Doggerland ben smith

There’s no sign of a decline in the popularity of dystopian and post-apocalyptic fiction. If anything, it’s becoming even more prevalent – a symptom of our widespread anxiety about the future of the human race in a time of environmental crisis.

Doggerland, the debut novel by Plymouth University creative writing lecturer Ben Smith, is set in a drowned landscape and has just two main characters: ‘the old man’ and ‘the boy’ (who’s not really a boy anymore), who navigate an enormous North Sea wind farm via boat. Their maintenance work involves an endless stream of small tasks, but they’re hampered by insufficient supplies and outmoded technology like satnav and tablets. They pass the time playing pool, drinking homebrew, and fishing for artefacts of a lost civilization. In a comic opening sequence, the boy hauls up his fishing line to find he’s caught the clichéd boot.

The distance from the present day is indicated in slyly throwaway comments like “The boy didn’t know what potatoes were.” Tins and packets of reconstituted vegetables and protein are the characters’ mainstay, such that the discovery of a tin of strawberries and a well-stocked coffee machine provides sensual epiphanies. The only other thing that breaks up the monotony of their days is the visits from the supply boat pilot.

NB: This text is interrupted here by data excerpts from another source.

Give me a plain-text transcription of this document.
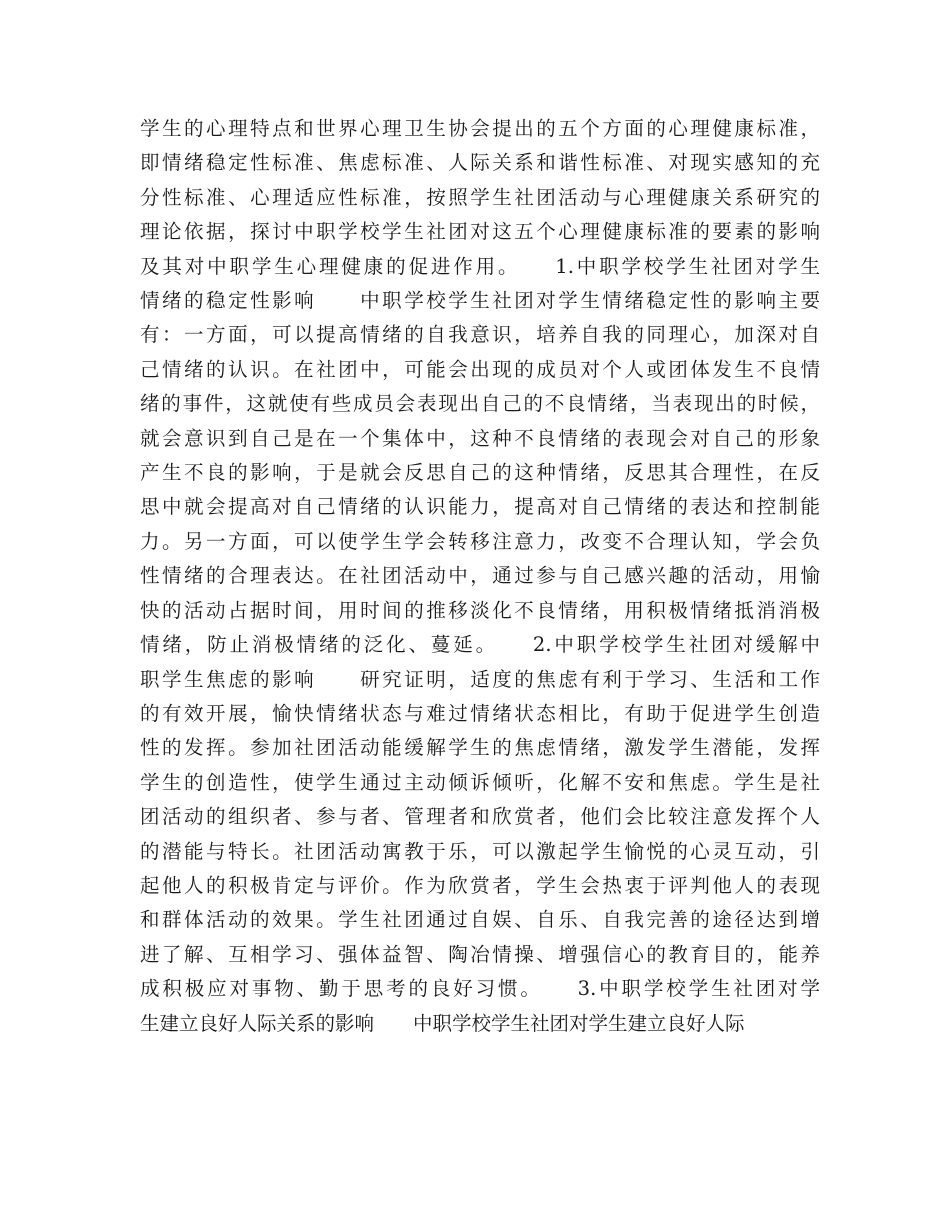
学生的心理特点和世界心理卫生协会提出的五个方面的心理健康标准，
即情绪稳定性标准、焦虑标准、人际关系和谐性标准、对现实感知的充
分性标准、心理适应性标准，按照学生社团活动与心理健康关系研究的
理论依据，探讨中职学校学生社团对这五个心理健康标准的要素的影响
及其对中职学生心理健康的促进作用。　　1.中职学校学生社团对学生
情绪的稳定性影响　　中职学校学生社团对学生情绪稳定性的影响主要
有：一方面，可以提高情绪的自我意识，培养自我的同理心，加深对自
己情绪的认识。在社团中，可能会出现的成员对个人或团体发生不良情
绪的事件，这就使有些成员会表现出自己的不良情绪，当表现出的时候，
就会意识到自己是在一个集体中，这种不良情绪的表现会对自己的形象
产生不良的影响，于是就会反思自己的这种情绪，反思其合理性，在反
思中就会提高对自己情绪的认识能力，提高对自己情绪的表达和控制能
力。另一方面，可以使学生学会转移注意力，改变不合理认知，学会负
性情绪的合理表达。在社团活动中，通过参与自己感兴趣的活动，用愉
快的活动占据时间，用时间的推移淡化不良情绪，用积极情绪抵消消极
情绪，防止消极情绪的泛化、蔓延。　　2.中职学校学生社团对缓解中
职学生焦虑的影响　　研究证明，适度的焦虑有利于学习、生活和工作
的有效开展，愉快情绪状态与难过情绪状态相比，有助于促进学生创造
性的发挥。参加社团活动能缓解学生的焦虑情绪，激发学生潜能，发挥
学生的创造性，使学生通过主动倾诉倾听，化解不安和焦虑。学生是社
团活动的组织者、参与者、管理者和欣赏者，他们会比较注意发挥个人
的潜能与特长。社团活动寓教于乐，可以激起学生愉悦的心灵互动，引
起他人的积极肯定与评价。作为欣赏者，学生会热衷于评判他人的表现
和群体活动的效果。学生社团通过自娱、自乐、自我完善的途径达到增
进了解、互相学习、强体益智、陶冶情操、增强信心的教育目的，能养
成积极应对事物、勤于思考的良好习惯。　　3.中职学校学生社团对学
生建立良好人际关系的影响　　中职学校学生社团对学生建立良好人际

The pilot’s role is as an instigator of discontent. The boy inherited his father’s contract with the Company, but doesn’t know the full story behind the enforced handover. He learns from the pilot that his father left in a second maintenance boat and drowned. As the boy looks back into the boat’s records, he tries to believe that his father dared to make it to the mainland and promised to come back for him, so the failure to return was not his fault. As the old man’s cough worsens and the supply of tins starts to run low, the boy ponders the possibility of his own escape from the wind farm.

Blink and you’ll miss it, but the two main characters do actually have names: the old man is Greil, and the boy is Jem. As potential homophones of “grail” and “gem,” these suggest things of value that are sought after. Meanwhile, the pilot is an emblem of human greed: he only likes to talk in terms of want, not need. Cravings he can cope with, but not emotions or obligations. The novel thus asks questions about responsibility and sacrifice, and comments on modern addictions and a culture of disposability. For instance, there are striking moments when we see the boy throwing a mountain of paper cups overboard, and the old man sifting through tiny grains of plastic.

Much like The Wall, John Lanchester’s latest, this is a timely offshore story that investigates the ramifications of England’s isolationism. Nor is it not the only book referencing Doggerland (a region of ancient England that linked it to Continental Europe before c. 6000 BCE) to come out this year. Julia Blackburn’s Time Song: Searching for Doggerland, a travel book that incorporates cultural history and nature writing, came out in February. Smith has certainly captured something of the British literary zeitgeist, then.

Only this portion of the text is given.